When Margaret Thatcher came to power in 1979, she famously demanded a rebate on the UK’s contributions to the EU budget, which she secured five years later. But it was Labour that called for our withdrawal from the EEC in its doomed 1983 Election manifesto.
In 1987, despite her instinctive Euroscepticism, Thatcher signed the Single European Act: its creation of an internal market and deepening of integration was the biggest loss of British sovereignty since Heath signed the Treaty of Rome.
In 1992, John Major triggered turmoil in the Tory Party by signing the Maastricht Treaty, which created the European Union and laid the ground for a single currency. Major secured a British opt-out from the euro, and promised we would not join the currency without a direct mandate from voters.
A hard core of 22 rebels refused to support Major in a series of Commons votes at a time when his majority was just 18. The knife-edge votes came close to bringing down the Major administration, but at no stage was a referendum voted on in the Commons.
The Tory turmoil over the issue contributed to a landslide for the pro-single currency Tony Blair.
Many Conservative voters defected to UKIP, which wants the country to withdraw from the EU, and the late James Goldsmith’s now-defunct Referendum Party, which called for a popular vote on the UK’s links with Europe.
The euro was introduced on January 1, 2002: Blair privately mooted holding a referendum on the issue on May 1, 2003, but he was blocked by Chancellor Gordon Brown who insisted that five key economic tests had to be passed before the option was put to the people. He declared that they had not been met.

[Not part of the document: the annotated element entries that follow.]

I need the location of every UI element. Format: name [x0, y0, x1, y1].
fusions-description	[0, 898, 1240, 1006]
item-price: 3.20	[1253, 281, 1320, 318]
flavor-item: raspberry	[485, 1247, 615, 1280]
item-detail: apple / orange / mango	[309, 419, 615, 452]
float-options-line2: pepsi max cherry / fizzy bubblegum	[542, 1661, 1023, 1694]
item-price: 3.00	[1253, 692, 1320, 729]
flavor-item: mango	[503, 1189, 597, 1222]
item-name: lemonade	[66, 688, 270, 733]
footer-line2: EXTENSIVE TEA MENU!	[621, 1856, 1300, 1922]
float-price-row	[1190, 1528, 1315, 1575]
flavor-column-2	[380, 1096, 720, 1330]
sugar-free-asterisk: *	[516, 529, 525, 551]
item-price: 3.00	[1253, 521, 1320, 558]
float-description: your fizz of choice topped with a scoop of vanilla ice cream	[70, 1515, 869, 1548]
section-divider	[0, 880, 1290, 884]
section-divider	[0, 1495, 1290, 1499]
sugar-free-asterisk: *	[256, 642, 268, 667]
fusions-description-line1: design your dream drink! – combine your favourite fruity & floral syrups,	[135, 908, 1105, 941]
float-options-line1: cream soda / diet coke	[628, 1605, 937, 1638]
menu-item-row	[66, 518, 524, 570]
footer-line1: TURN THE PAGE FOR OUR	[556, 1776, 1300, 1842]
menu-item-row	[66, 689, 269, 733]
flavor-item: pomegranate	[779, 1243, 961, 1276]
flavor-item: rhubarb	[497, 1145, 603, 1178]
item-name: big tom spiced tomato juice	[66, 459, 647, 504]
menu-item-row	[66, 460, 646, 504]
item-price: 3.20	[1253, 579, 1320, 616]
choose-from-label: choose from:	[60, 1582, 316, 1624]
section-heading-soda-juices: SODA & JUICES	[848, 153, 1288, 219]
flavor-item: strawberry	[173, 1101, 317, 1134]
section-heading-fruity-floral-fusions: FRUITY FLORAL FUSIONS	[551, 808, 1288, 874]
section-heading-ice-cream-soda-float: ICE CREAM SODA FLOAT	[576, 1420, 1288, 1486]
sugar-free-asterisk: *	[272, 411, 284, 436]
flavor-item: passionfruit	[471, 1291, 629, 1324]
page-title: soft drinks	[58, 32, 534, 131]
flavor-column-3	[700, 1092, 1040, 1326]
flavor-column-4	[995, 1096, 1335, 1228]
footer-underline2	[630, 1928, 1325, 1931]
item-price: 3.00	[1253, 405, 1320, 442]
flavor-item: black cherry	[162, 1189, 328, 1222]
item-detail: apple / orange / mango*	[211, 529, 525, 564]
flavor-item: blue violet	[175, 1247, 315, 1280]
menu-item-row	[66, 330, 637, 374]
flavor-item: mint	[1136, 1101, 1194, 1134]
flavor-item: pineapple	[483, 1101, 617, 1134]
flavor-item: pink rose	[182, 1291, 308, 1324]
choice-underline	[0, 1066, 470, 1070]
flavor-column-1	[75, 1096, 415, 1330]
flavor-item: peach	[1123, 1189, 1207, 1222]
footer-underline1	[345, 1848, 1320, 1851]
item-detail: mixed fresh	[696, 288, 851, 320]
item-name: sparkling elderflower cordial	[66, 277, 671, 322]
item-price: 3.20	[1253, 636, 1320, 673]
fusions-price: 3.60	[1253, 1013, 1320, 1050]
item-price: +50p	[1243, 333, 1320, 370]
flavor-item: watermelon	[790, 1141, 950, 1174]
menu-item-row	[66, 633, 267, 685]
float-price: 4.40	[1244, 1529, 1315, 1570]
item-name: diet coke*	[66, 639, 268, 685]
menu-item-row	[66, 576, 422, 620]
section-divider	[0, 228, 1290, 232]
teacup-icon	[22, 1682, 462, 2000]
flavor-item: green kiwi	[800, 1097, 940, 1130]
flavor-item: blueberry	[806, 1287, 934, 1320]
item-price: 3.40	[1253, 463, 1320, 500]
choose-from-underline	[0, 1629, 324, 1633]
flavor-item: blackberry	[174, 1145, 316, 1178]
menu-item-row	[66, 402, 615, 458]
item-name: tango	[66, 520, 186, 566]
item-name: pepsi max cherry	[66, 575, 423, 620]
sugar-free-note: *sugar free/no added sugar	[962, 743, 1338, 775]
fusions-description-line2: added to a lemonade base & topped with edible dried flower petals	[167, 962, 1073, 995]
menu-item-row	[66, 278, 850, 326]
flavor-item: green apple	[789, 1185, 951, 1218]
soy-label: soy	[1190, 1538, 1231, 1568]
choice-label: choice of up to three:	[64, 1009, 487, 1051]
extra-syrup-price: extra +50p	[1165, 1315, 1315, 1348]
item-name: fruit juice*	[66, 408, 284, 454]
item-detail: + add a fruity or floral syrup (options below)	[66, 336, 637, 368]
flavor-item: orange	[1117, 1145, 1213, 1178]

The Lisbon Treaty, signed in 2007, advanced the federalist agenda even further, giving Brussels more power over the 27 member states. Brown, now Prime Minister, refused to call a referendum on the treaty despite Blair’s earlier promise to do so.
In September 2007, Opposition leader David Cameron promised: ‘Today, I will give this cast-iron guarantee: If I become PM, a Conservative government will hold a referendum’ on Lisbon.
Two years later, to the fury of his party’s Right-wingers, he dropped the pledge. The economic problems engulfing the eurozone have revitalised the anti-Brussels agenda.
As Germany and France struggle to raise the funds to prevent weaker members of the EU from going bust, more then 120 Tory MPs have formed a group pushing Cameron to set out a ‘clear plan’ for pulling back from the EU.
They are expected to be joined in the forthcoming Commons debate by at least 50 Labour MPs opposed to integration, and even a handful of Lib Dems, traditionally the most Euro-friendly party.